Atomic Vibration Frequency

To follow this tutorial, please download and unzip Example4/ from this link (154 MB).

Although the atomic vibration frequency (\(\nu^*\)) and the attempt frequency (\(\nu\)) are often used interchangeably, they are fundamentally different. The atomic vibration frequency is a result of all phonon modes within the system. In contrast, the attempt frequency is typically associated with a single phonon branch relevant to a specific hopping path. Users should carefully consider which of these values is appropriate for their analysis.

In VacHopPy, the atomic vibration frequency is primarily used to determine the optimal t_interval, which is calculated as \(1/\nu^*\).

How to Calculate the Atomic Vibration Frequency

VacHopPy provides the vibration command to calculate the atomic vibration frequency.

vachoppy vibration  [PATH_TRAJ] [PATH_STRUCTURE] [SYMBOL]

Command Arguments

This command takes the following primary arguments:

PATH_TRAJ

Path to a single HDF5 trajectory file.
PATH_STRUCTURE

Path to a structure file of the perfect, vacancy-free material. While this example uses VASP POSCAR, any format supported by the Atomic Simulation Environment (ASE) is compatible.
SYMBOL

The chemical symbol of the diffusing species (e.g., O for oxygen).

Key Optional Flags

--sampling_size

By default, VacHopPy analyzes only the first 5000 frames of the HDF5 file, as the vibration frequency typically converges quickly within a few thousand frames. If the file contains fewer than 5000 frames, the entire file is used. You can change this behavior by setting a different number with this flag.
--no-filter

High-frequency regions in the analysis can sometimes contain non-physical artifacts. VacHopPy automatically filters these high frequencies using an Interquartile Range (IQR) method. To disable this feature, use the --no-filter flag.

Running the Analysis

Navigate into the Example4/ directory you downloaded. In this directory, you will find two files:

cd path/to/Example4/
ls
# >> POSCAR_TiO2  TRAJ_O_01.h5

TRAJ_O_01.h5: The PATH_TRAJ file, containing an MD simulation of a rutile TiO₂ supercell with one oxygen vacancy at 2100 K.
POSCAR_TiO2: The PATH_STRUCTURE file, containing the structure of the perfect, vacancy-free rutile TiO₂ supercell.

Execute the following command to run the analysis:

vachoppy vibration TRAJ_O_01.h5 POSCAR_TiO2 O

Understanding the Output

The command prints the calculation results to the terminal and generates two image files (displacement.png and frequency.png) in a new imgs/ directory.

Terminal Output

The terminal first shows progress bars for the analysis, followed by a summary of the results.
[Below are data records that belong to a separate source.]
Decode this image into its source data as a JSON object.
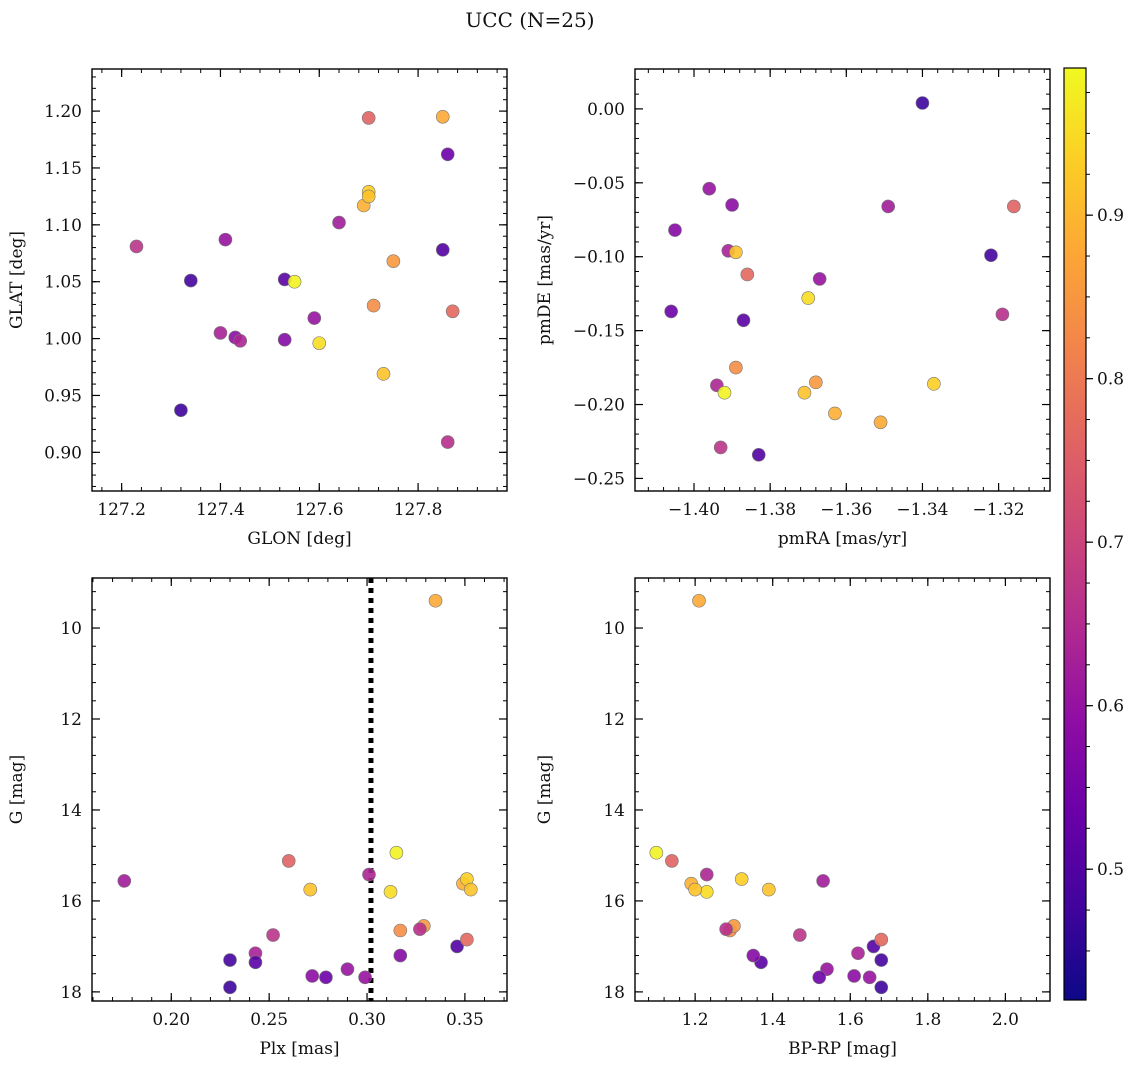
{
  "chart_data": {
    "type": "scatter",
    "title": "UCC (N=25)",
    "colorbar": {
      "colormap": "plasma",
      "vmin": 0.42,
      "vmax": 0.99,
      "ticks": [
        0.5,
        0.6,
        0.7,
        0.8,
        0.9
      ],
      "tick_labels": [
        "0.5",
        "0.6",
        "0.7",
        "0.8",
        "0.9"
      ]
    },
    "points": [
      {
        "glon": 127.23,
        "glat": 1.081,
        "pmra": -1.393,
        "pmde": -0.229,
        "plx": 0.252,
        "g": 16.75,
        "bprp": 1.47,
        "c": 0.64
      },
      {
        "glon": 127.34,
        "glat": 1.051,
        "pmra": -1.322,
        "pmde": -0.099,
        "plx": 0.23,
        "g": 17.3,
        "bprp": 1.68,
        "c": 0.44
      },
      {
        "glon": 127.32,
        "glat": 0.937,
        "pmra": -1.34,
        "pmde": 0.004,
        "plx": 0.23,
        "g": 17.9,
        "bprp": 1.68,
        "c": 0.43
      },
      {
        "glon": 127.41,
        "glat": 1.087,
        "pmra": -1.396,
        "pmde": -0.054,
        "plx": 0.29,
        "g": 17.5,
        "bprp": 1.54,
        "c": 0.57
      },
      {
        "glon": 127.4,
        "glat": 1.005,
        "pmra": -1.391,
        "pmde": -0.096,
        "plx": 0.243,
        "g": 17.15,
        "bprp": 1.62,
        "c": 0.6
      },
      {
        "glon": 127.43,
        "glat": 1.001,
        "pmra": -1.39,
        "pmde": -0.065,
        "plx": 0.272,
        "g": 17.65,
        "bprp": 1.61,
        "c": 0.55
      },
      {
        "glon": 127.44,
        "glat": 0.998,
        "pmra": -1.394,
        "pmde": -0.187,
        "plx": 0.301,
        "g": 15.42,
        "bprp": 1.23,
        "c": 0.61
      },
      {
        "glon": 127.53,
        "glat": 1.052,
        "pmra": -1.387,
        "pmde": -0.143,
        "plx": 0.243,
        "g": 17.35,
        "bprp": 1.37,
        "c": 0.47
      },
      {
        "glon": 127.53,
        "glat": 0.999,
        "pmra": -1.405,
        "pmde": -0.082,
        "plx": 0.317,
        "g": 17.2,
        "bprp": 1.35,
        "c": 0.54
      },
      {
        "glon": 127.55,
        "glat": 1.05,
        "pmra": -1.392,
        "pmde": -0.192,
        "plx": 0.315,
        "g": 14.94,
        "bprp": 1.1,
        "c": 0.98
      },
      {
        "glon": 127.59,
        "glat": 1.018,
        "pmra": -1.367,
        "pmde": -0.115,
        "plx": 0.299,
        "g": 17.68,
        "bprp": 1.65,
        "c": 0.57
      },
      {
        "glon": 127.6,
        "glat": 0.996,
        "pmra": -1.37,
        "pmde": -0.128,
        "plx": 0.312,
        "g": 15.8,
        "bprp": 1.23,
        "c": 0.95
      },
      {
        "glon": 127.64,
        "glat": 1.102,
        "pmra": -1.349,
        "pmde": -0.066,
        "plx": 0.176,
        "g": 15.56,
        "bprp": 1.53,
        "c": 0.59
      },
      {
        "glon": 127.69,
        "glat": 1.117,
        "pmra": -1.363,
        "pmde": -0.206,
        "plx": 0.349,
        "g": 15.62,
        "bprp": 1.19,
        "c": 0.88
      },
      {
        "glon": 127.7,
        "glat": 1.129,
        "pmra": -1.337,
        "pmde": -0.186,
        "plx": 0.351,
        "g": 15.52,
        "bprp": 1.32,
        "c": 0.93
      },
      {
        "glon": 127.7,
        "glat": 1.125,
        "pmra": -1.371,
        "pmde": -0.192,
        "plx": 0.271,
        "g": 15.75,
        "bprp": 1.39,
        "c": 0.91
      },
      {
        "glon": 127.7,
        "glat": 1.194,
        "pmra": -1.316,
        "pmde": -0.066,
        "plx": 0.26,
        "g": 15.12,
        "bprp": 1.14,
        "c": 0.74
      },
      {
        "glon": 127.71,
        "glat": 1.029,
        "pmra": -1.389,
        "pmde": -0.175,
        "plx": 0.317,
        "g": 16.65,
        "bprp": 1.29,
        "c": 0.82
      },
      {
        "glon": 127.73,
        "glat": 0.969,
        "pmra": -1.389,
        "pmde": -0.097,
        "plx": 0.353,
        "g": 15.75,
        "bprp": 1.2,
        "c": 0.91
      },
      {
        "glon": 127.75,
        "glat": 1.068,
        "pmra": -1.368,
        "pmde": -0.185,
        "plx": 0.329,
        "g": 16.55,
        "bprp": 1.3,
        "c": 0.84
      },
      {
        "glon": 127.85,
        "glat": 1.195,
        "pmra": -1.351,
        "pmde": -0.212,
        "plx": 0.335,
        "g": 9.4,
        "bprp": 1.21,
        "c": 0.87
      },
      {
        "glon": 127.85,
        "glat": 1.078,
        "pmra": -1.383,
        "pmde": -0.234,
        "plx": 0.346,
        "g": 17.0,
        "bprp": 1.66,
        "c": 0.46
      },
      {
        "glon": 127.86,
        "glat": 1.162,
        "pmra": -1.406,
        "pmde": -0.137,
        "plx": 0.279,
        "g": 17.68,
        "bprp": 1.52,
        "c": 0.5
      },
      {
        "glon": 127.87,
        "glat": 1.024,
        "pmra": -1.386,
        "pmde": -0.112,
        "plx": 0.351,
        "g": 16.85,
        "bprp": 1.68,
        "c": 0.75
      },
      {
        "glon": 127.86,
        "glat": 0.909,
        "pmra": -1.319,
        "pmde": -0.139,
        "plx": 0.327,
        "g": 16.62,
        "bprp": 1.28,
        "c": 0.63
      }
    ],
    "panels": [
      {
        "key": "sky",
        "xfield": "glon",
        "yfield": "glat",
        "xlabel": "GLON [deg]",
        "ylabel": "GLAT [deg]",
        "xlim": [
          127.14,
          127.98
        ],
        "ylim": [
          0.866,
          1.237
        ],
        "y_inverted": false,
        "xticks": [
          127.2,
          127.4,
          127.6,
          127.8
        ],
        "xtick_labels": [
          "127.2",
          "127.4",
          "127.6",
          "127.8"
        ],
        "yticks": [
          0.9,
          0.95,
          1.0,
          1.05,
          1.1,
          1.15,
          1.2
        ],
        "ytick_labels": [
          "0.90",
          "0.95",
          "1.00",
          "1.05",
          "1.10",
          "1.15",
          "1.20"
        ]
      },
      {
        "key": "pm",
        "xfield": "pmra",
        "yfield": "pmde",
        "xlabel": "pmRA [mas/yr]",
        "ylabel": "pmDE [mas/yr]",
        "xlim": [
          -1.4155,
          -1.3065
        ],
        "ylim": [
          -0.2585,
          0.027
        ],
        "y_inverted": false,
        "xticks": [
          -1.4,
          -1.38,
          -1.36,
          -1.34,
          -1.32
        ],
        "xtick_labels": [
          "−1.40",
          "−1.38",
          "−1.36",
          "−1.34",
          "−1.32"
        ],
        "yticks": [
          -0.25,
          -0.2,
          -0.15,
          -0.1,
          -0.05,
          0.0
        ],
        "ytick_labels": [
          "−0.25",
          "−0.20",
          "−0.15",
          "−0.10",
          "−0.05",
          "0.00"
        ]
      },
      {
        "key": "plx",
        "xfield": "plx",
        "yfield": "g",
        "xlabel": "Plx [mas]",
        "ylabel": "G [mag]",
        "xlim": [
          0.1595,
          0.3715
        ],
        "ylim": [
          8.9,
          18.2
        ],
        "y_inverted": true,
        "vline": 0.302,
        "xticks": [
          0.2,
          0.25,
          0.3,
          0.35
        ],
        "xtick_labels": [
          "0.20",
          "0.25",
          "0.30",
          "0.35"
        ],
        "yticks": [
          10,
          12,
          14,
          16,
          18
        ],
        "ytick_labels": [
          "10",
          "12",
          "14",
          "16",
          "18"
        ]
      },
      {
        "key": "cmd",
        "xfield": "bprp",
        "yfield": "g",
        "xlabel": "BP-RP [mag]",
        "ylabel": "G [mag]",
        "xlim": [
          1.045,
          2.115
        ],
        "ylim": [
          8.9,
          18.2
        ],
        "y_inverted": true,
        "xticks": [
          1.2,
          1.4,
          1.6,
          1.8,
          2.0
        ],
        "xtick_labels": [
          "1.2",
          "1.4",
          "1.6",
          "1.8",
          "2.0"
        ],
        "yticks": [
          10,
          12,
          14,
          16,
          18
        ],
        "ytick_labels": [
          "10",
          "12",
          "14",
          "16",
          "18"
        ]
      }
    ]
  }
}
By default, the high-frequency filter is enabled, and its results are displayed first.

[STEP1] Atomic Vibration Analysis (Using initial 5000 frames):
Compute Displacement: 100%|##############################| 47/47 [00:00<00:00, 49.15it/s]
Capture Vibrations  : 100%|##############################| 5000/5000 [00:03<00:00, 1573.98it/s]
Compute Frequenciy  : 100%|##############################| 47/47 [00:00<00:00, 3609.69it/s]
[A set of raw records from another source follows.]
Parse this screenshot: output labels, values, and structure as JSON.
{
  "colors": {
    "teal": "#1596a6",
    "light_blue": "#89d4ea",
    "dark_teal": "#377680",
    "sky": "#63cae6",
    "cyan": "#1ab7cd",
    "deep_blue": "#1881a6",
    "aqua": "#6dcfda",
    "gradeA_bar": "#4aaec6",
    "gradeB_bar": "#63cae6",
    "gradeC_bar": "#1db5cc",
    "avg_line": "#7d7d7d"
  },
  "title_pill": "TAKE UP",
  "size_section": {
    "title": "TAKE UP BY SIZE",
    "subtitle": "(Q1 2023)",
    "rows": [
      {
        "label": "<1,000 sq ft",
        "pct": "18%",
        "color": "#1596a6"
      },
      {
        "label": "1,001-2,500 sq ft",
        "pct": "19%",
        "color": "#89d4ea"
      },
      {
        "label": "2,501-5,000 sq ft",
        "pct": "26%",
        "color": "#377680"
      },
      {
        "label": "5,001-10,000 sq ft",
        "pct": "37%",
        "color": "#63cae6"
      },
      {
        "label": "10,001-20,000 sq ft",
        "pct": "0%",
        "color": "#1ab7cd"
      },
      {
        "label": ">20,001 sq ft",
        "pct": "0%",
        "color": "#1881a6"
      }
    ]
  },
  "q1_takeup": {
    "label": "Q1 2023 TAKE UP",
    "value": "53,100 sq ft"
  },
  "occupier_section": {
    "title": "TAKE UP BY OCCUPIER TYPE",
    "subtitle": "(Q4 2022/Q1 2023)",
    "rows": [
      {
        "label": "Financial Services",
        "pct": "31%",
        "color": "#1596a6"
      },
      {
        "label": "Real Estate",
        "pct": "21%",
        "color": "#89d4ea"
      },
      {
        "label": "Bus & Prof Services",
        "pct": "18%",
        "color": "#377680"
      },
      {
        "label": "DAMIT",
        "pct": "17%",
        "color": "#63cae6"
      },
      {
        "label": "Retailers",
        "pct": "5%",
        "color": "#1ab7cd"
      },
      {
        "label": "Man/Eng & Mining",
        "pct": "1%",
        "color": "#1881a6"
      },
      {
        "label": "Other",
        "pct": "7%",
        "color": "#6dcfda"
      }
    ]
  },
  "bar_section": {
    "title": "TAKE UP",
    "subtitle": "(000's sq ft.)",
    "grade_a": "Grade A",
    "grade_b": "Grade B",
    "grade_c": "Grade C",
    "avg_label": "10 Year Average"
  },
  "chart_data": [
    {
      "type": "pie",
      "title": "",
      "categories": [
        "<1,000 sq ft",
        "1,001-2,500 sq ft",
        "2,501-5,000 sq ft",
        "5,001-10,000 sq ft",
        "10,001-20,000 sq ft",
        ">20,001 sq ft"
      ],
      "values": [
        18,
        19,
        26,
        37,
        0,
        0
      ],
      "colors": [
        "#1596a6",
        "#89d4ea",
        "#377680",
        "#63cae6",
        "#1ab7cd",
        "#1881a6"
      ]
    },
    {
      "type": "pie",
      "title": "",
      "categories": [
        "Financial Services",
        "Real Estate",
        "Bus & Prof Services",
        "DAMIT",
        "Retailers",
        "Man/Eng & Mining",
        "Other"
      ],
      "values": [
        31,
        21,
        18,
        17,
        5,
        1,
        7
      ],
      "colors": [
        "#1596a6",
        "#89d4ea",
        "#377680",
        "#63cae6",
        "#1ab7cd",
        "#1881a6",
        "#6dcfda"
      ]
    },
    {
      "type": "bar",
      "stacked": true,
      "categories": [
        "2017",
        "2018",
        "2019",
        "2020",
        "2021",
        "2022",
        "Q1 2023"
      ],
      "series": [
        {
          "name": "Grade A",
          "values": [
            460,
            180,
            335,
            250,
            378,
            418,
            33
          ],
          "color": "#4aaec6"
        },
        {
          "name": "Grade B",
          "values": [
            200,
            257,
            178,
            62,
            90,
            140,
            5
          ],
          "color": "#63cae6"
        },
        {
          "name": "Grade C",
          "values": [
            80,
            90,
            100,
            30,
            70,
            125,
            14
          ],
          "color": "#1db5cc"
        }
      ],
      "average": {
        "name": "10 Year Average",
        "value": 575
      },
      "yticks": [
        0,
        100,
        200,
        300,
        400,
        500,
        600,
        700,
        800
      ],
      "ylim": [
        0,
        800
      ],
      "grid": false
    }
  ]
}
====================================================
       High-Frequency Filtering Results (IQR)
====================================================
  - Cutoff Frequency              : 32.14 THz
  - Removed Outlier Frequencies   : 74 (out of 7521)
====================================================
       Vibrational Analysis Results Summary
====================================================
  - Mean Vibrational Amplitude (σ) : 0.191 Ang
  - Determined Site Radius (2 x σ) : 0.383 Ang
  - Total Vibrational Frequencies  : 7447 found
  - Mean Vibrational Frequency     : 13.324 THz
====================================================

Images are saved in 'imgs'.

Execution Time: 10.514 seconds
Peak RAM Usage: 0.022 GB

Generated Files

VacHopPy generates two plots to help visualize the results, which are saved in the imgs/ directory.

Displacement Distribution

This plot shows the distribution of atomic displacements from their equilibrium lattice sites.

Frequency Distribution

This plot shows the distribution of the calculated atomic vibration frequencies, which are obtained via a Fourier transform of the displacements.